Aggregating Results

Results from content and context classifications can be aggregated to provide the highest scoring labels for a given column's data.

In a production environment where input data might not always be clean, aggregation provides additional confidence in category suggestions by providing multiple classification perspectives.

Content Aggregation

Content aggregation provides PII category suggestions for an individual object or column cell, which are then compiled to arrive at a single category label for the column itself.

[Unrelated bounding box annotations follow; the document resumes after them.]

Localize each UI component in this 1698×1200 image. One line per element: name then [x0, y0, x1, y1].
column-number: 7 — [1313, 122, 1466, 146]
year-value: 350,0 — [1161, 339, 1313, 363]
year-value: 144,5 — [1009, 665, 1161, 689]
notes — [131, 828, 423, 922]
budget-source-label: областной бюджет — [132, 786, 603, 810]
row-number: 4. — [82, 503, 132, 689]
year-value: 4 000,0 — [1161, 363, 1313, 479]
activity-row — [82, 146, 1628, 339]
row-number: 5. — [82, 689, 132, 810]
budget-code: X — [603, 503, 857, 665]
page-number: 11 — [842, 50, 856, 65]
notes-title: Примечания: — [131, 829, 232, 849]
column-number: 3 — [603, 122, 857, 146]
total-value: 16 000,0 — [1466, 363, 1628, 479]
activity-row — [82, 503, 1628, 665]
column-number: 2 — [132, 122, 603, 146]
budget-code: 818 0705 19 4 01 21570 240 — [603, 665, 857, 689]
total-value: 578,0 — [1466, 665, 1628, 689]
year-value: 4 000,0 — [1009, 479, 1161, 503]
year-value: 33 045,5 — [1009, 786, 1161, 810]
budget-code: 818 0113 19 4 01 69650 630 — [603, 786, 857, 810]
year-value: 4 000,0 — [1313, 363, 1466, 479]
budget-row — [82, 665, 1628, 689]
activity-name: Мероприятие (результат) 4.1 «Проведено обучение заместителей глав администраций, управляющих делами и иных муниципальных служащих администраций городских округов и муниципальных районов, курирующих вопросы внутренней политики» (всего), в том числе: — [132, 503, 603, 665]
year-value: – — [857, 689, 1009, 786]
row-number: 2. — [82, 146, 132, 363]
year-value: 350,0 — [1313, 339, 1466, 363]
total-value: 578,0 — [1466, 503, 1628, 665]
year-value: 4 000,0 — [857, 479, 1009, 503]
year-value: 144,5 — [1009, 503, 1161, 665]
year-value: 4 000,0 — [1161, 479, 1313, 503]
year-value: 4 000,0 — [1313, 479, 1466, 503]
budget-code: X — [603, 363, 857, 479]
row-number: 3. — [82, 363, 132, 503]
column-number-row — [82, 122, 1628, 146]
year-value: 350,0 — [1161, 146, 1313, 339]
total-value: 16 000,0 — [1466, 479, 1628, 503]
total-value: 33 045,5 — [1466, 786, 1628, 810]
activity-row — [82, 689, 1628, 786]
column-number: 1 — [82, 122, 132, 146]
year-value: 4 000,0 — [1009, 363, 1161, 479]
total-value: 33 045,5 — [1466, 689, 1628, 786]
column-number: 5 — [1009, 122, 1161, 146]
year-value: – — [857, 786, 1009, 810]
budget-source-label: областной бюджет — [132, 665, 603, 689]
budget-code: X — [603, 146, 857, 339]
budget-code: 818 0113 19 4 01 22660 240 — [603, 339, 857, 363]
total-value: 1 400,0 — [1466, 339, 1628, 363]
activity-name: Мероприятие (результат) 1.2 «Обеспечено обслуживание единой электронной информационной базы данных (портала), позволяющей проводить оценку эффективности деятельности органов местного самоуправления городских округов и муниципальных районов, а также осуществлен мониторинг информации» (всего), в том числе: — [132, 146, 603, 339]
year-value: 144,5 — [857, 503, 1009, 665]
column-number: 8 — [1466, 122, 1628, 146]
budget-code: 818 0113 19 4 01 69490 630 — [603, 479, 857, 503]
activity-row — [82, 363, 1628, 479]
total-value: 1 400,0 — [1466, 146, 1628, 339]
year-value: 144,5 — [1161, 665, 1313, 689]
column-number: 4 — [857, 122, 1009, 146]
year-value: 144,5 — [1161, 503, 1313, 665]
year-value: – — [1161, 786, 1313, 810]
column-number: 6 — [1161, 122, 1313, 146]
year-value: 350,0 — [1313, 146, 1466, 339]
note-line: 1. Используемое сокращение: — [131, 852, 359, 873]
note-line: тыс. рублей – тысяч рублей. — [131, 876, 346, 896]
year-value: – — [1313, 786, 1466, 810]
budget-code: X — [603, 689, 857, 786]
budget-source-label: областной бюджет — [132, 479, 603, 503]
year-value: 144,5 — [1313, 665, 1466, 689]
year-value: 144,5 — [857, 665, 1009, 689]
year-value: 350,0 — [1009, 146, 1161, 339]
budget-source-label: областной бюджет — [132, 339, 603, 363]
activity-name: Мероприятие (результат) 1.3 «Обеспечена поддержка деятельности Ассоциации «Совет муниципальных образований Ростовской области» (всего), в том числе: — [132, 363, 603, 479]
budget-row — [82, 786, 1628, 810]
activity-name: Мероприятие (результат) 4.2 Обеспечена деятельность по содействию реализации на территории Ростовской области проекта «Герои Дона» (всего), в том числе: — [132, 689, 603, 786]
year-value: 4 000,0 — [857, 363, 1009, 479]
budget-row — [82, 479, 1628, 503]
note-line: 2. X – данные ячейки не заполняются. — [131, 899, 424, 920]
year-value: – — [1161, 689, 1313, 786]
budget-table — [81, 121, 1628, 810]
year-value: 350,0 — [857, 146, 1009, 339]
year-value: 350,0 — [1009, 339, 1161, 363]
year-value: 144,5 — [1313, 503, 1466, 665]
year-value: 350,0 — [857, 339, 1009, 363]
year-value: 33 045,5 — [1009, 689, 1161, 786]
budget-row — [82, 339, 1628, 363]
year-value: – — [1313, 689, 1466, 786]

To aggregate a series of content entries, send a POST request to the /classify endpoint with a list of data to be aggregated:

POST /text/classify
{
    "data": [
        {
            "content": {
                "data": [
                    "sample@emailaddress.com",
                    "data.com",
                    "test@mail.com"
                ],
                "method_params": {
                    "decision_method": "direct-mapping",
                    "aggregation_method": "mean"
                }
            }
        }
    ]
}

Sample Response
[
    {
        "content": [
            {
                "input": [
                    "sample@emailaddress.com",
                    "data.com",
                    "test@mail.com"
                ],
                "labels": [
                    {
                        "label": "user.contact.email",
                        "score": 1.0,
                        "weighted_score": null
                    },
                    {
                        "label": null,
                        "score": 0.333,
                        "weighted_score": null
                    }
                ],
                "aggregation_method": "mean"
            }
        ]
    }
]

System Aggregation

Fidescls can aggregate the results of both Content and Context classification to provide you with a system-level suggestion for a given column's contents and metadata:

To aggregate system data, send a POST request to the /classify endpoint with both content and context data.

POST /text/classify
{
    "data": [
        {
            "content": {
                "data": [
                    "sample@aol.com",
                    "mail.com"
                ],
                "method_params": {
                    "decision_method": "direct-mapping",
                    "aggregation_method": "mean"
                }
            },
            "context": {
                "data": "email_address",
                "method": "similarity",
                "method_params": {
                    "possible_targets": [
                        "user.device.ip_address",
                        "user.financial.account_number",
                        "user.contact.email",
                        "user.contact.phone_number",
                        "user.contact.address.street",
                        "user.contact.address.city",
                        "user.contact.address.state",
                        "user.contact.address.country",
                        "user.contact.address.postal_code"
                    ],
                    "top_n": 2,
                    "remove_stop_words": false,
                    "pii_threshold": 0.6
                }
            }
        }
    ],
    "data_aggregation": {
        "method": "weighted",
        "method_params": {
            "context_weight": 0.6,
            "content_weight": 0.4,
            "top_n": 3
        }
    }
}

Sample Response
[
    {
        "content_input": [
            "sample@aol.com",
            "test.com"
        ],
        "context_input": [
            "email_address"
        ],
        "aggregation_method": "weighted",
        "aggregation_params": {
            "context_weight": 0.6,
            "content_weight": 0.4,
            "top_n": 3
        },
        "aggregated_labels": [
            {
                "label": "user.contact.email",
                "score": 0.7914,
                "weighted_score": 0.4748,
                "position_start": null,
                "position_end": null
            },
            {
                "label": "user.contact.address.postal_code",
                "score": 0.7403,
                "weighted_score": 0.4442,
                "position_start": null,
                "position_end": null
            },
            {
                "label": "user.contact.email",
                "score": 1.0,
                "weighted_score": 0.4
            }
        ]
    }
]

The data_aggregation object uses a weighted scale to compile Content and Context results. This weight can be adjusted in the context_weight and content_weight fields.

You can specify the amount of results you would like returned with top_n.

Classifier Weights

When dealing with system aggregation, Fidescls uses a weighted scale to accommodate the measurement differences between content and context classification methods.

The weight used is a percent-based scale that must add to 1. This scale is adjustable via the method_params field, which then represent multiplication factors applied to the classification results.

By default, context is weighted more heavily than content.